Whoop, where Ben is currently Chief Product Officer, is one example of innovation through connection. Will Ahmed, Whoop’s founder, started the company after his career as a D1 athlete. He was amazed by how little he and other athletes knew about their bodies. Over time, he became inspired by a simple idea: Humans, especially athletes, could optimize their daily performance. He sought out physiologists and cardiologists at Harvard to learn from their expertise. Without those encounters, Ahmed might never have created Whoop. He might not have seen the potential for wearable tech until too late.
Tim, our CEO, agrees. Isolation isn’t good for creatives. Productivity without progress creates burnout, not insight.
For product managers, it’s the serendipitous conversations at the water-cooler (or the spontaneous, interdepartmental white-boarding sessions) that are the keys to innovation. Those conversations don’t typically happen over Zoom. That’s not to mention the soldering and prototyping that can only happen in a shared physical space.
In other words, Ben says, product managers will want to return to the office as soon as they can.
Of course, right now, the pandemic has limited many tech companies to remote work and remote hires. Even employees who were formerly onsite are asking why they shouldn’t move out of areas with high costs of living. Why pay NYC rent when you’re confined to your apartment anyway?
Ben says companies will pay the price down the road if they’re not transparent now about their plans for returning to the office. At the very least, he believes that any company considering a return to onsite work should bring up the topic during the interview stage.

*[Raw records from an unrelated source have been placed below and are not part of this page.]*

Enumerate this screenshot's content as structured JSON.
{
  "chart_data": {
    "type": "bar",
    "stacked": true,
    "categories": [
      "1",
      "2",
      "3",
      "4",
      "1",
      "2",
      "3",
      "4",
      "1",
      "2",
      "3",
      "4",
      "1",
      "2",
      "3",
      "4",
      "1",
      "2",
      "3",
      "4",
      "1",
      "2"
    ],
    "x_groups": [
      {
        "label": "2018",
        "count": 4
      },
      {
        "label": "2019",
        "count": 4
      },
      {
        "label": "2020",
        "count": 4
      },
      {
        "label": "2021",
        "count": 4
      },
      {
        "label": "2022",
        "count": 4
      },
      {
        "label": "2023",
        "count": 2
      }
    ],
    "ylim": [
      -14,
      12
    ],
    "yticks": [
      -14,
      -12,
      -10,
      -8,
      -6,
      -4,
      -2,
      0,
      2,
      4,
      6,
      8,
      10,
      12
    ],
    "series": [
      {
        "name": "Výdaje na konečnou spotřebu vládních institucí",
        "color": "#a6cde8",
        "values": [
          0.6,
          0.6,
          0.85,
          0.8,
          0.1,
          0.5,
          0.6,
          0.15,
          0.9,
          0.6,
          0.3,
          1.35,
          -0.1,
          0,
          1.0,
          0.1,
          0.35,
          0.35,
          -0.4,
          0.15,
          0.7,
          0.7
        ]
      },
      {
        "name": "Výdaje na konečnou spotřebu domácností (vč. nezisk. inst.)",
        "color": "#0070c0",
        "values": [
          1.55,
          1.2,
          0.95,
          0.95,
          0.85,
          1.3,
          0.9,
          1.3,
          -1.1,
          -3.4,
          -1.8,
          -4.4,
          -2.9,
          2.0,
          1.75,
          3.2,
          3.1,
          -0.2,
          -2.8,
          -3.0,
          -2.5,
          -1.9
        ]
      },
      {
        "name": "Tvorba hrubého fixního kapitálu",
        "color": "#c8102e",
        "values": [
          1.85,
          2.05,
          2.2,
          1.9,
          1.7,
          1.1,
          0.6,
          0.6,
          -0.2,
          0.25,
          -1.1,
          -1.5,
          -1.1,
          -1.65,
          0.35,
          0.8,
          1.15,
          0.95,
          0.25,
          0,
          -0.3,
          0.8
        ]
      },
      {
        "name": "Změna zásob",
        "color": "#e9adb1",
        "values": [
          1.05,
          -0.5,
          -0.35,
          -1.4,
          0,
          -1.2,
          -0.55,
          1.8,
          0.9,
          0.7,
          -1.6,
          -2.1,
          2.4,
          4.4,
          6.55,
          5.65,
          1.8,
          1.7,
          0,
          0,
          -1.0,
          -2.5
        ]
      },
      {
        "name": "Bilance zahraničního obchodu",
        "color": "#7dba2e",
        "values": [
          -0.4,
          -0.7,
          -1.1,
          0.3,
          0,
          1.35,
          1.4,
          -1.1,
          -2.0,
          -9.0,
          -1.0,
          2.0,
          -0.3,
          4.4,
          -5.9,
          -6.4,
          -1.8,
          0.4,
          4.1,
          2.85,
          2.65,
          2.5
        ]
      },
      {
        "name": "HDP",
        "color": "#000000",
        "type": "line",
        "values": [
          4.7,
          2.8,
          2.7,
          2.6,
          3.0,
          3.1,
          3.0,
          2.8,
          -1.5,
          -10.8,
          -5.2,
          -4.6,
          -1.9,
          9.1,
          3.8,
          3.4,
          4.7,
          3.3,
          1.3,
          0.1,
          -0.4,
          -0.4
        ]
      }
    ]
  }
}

That’s why he always asks remote hires if they would be willing to consider relocating to Boston in the future. Whoop is growing fast, and as a product leader, he has to hire in anticipation of continued growth. He has to stay ahead of the curve but believes there’s no reason to hire employees who can’t make it to Boston yet.
Ben embraces the serendipitous moments created by onsite work, but he recognizes the tradeoffs. Conversations over coffee may be where innovations happen, but how often are those conversations documented? The disadvantage of meetings is how often someone might go to the bathroom or be out sick from work and miss everything.
The shift to working from home created by the pandemic has meant that Ben’s team has had to embrace digital documentation tools. His team uses Confluence, Figma, and Google Docs more than ever. In some ways, that’s led him to question how he ever got by without them. But, as a Product guru, Ben sees an opportunity to meld the advantages of onsite and remote work. It starts with conversations.
Chief Product Officers like Ben are always thinking ahead. They know the pandemic won’t last forever, and offices will eventually open back up. Companies that hire remotely now without a clear plan for the future will lose more than productivity – they’ll lose creativity. The solution, as always, is to have conversations early and often.